Remember every business is unique, this is where the value and motivation for a buyer to acquire comes from and should form the core of the sale and price negotiation. By way of example, take two comparative and competitive businesses located in the same area. Both employ a similar number of staff and sell the same product or service, however every year, Business A, makes twice the net profit over Business B, on the surface the two businesses seem the same, the main difference between the businesses and their commercial attractiveness will be known as ‘goodwill’. Once you look under the bonnet of any business, an experienced acquirer will quickly identify the business strengths and value that sits within existing staff, management, systems, customer base, sales pipeline, brand, contracts, suppliers and partnership, business processes, intellectual property, completed training, business culture etc. the list goes on.

Acknowledging that your business is unique is your first step to a successful business sale, the second step is to understand what your business can offer a potential purchaser. Opportunity is the fuel for any business acquisition, the opportunity for the purchaser to build a larger, more profitable business which will be driven by the acquisition of your business and all that it comprises.

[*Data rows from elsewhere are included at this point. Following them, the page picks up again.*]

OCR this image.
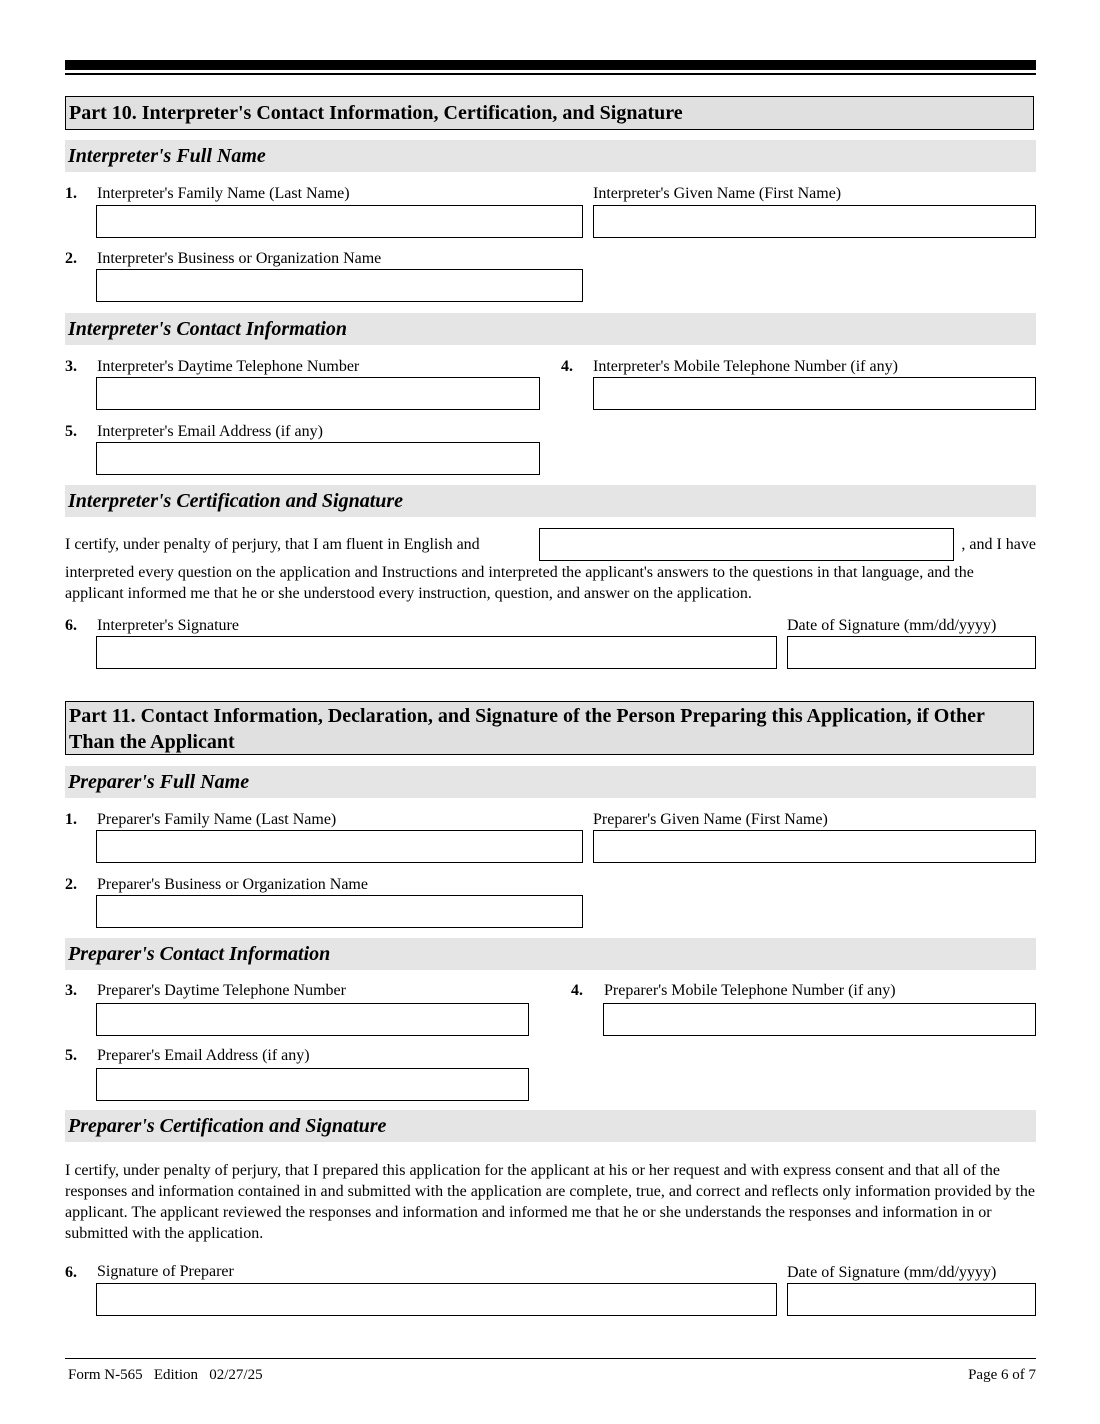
Part 10. Interpreter's Contact Information, Certification, and Signature
Interpreter's Full Name
1. Interpreter's Family Name (Last Name)	Interpreter's Given Name (First Name)
2. Interpreter's Business or Organization Name
Interpreter's Contact Information
3. Interpreter's Daytime Telephone Number	4. Interpreter's Mobile Telephone Number (if any)
5. Interpreter's Email Address (if any)
Interpreter's Certification and Signature
I certify, under penalty of perjury, that I am fluent in English and	, and I have
interpreted every question on the application and Instructions and interpreted the applicant's answers to the questions in that language, and the applicant informed me that he or she understood every instruction, question, and answer on the application.
6. Interpreter's Signature	Date of Signature (mm/dd/yyyy)
Part 11. Contact Information, Declaration, and Signature of the Person Preparing this Application, if Other Than the Applicant
Preparer's Full Name
1. Preparer's Family Name (Last Name)	Preparer's Given Name (First Name)
2. Preparer's Business or Organization Name
Preparer's Contact Information
3. Preparer's Daytime Telephone Number	4. Preparer's Mobile Telephone Number (if any)
5. Preparer's Email Address (if any)
Preparer's Certification and Signature
I certify, under penalty of perjury, that I prepared this application for the applicant at his or her request and with express consent and that all of the responses and information contained in and submitted with the application are complete, true, and correct and reflects only information provided by the applicant. The applicant reviewed the responses and information and informed me that he or she understands the responses and information in or submitted with the application.
6. Signature of Preparer	Date of Signature (mm/dd/yyyy)
Form N-565   Edition   02/27/25	Page 6 of 7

The greater the opportunity for the buyer the stronger your selling position. Every potential buyer will see a different market opportunity with your business, if you as the seller struggle to see the opportunity for the buyer, or the buyer only seems interested in historic profits and is negative about paying the right price, beware. I would suggest it is probably best to cut your losses and end discussions, you are almost certainly wasting your time. Invest that time you have now saved talking to the wrong buyer in finding a new buyer, an entrepreneur that is excited by your unique business opportunity.

The third and most important step is to remain patient and resilient, do not give up or lower your price expectation if you do not get quick results, that’s what the buyer want you to do. Set realistic timeframes and keep searching for the right buyer. New business acquirers enter the market on a regular basis, with a focused mind, good marketing, professional help if you need it and a realistic price expectation it is only be a matter of time until you find the right buyer.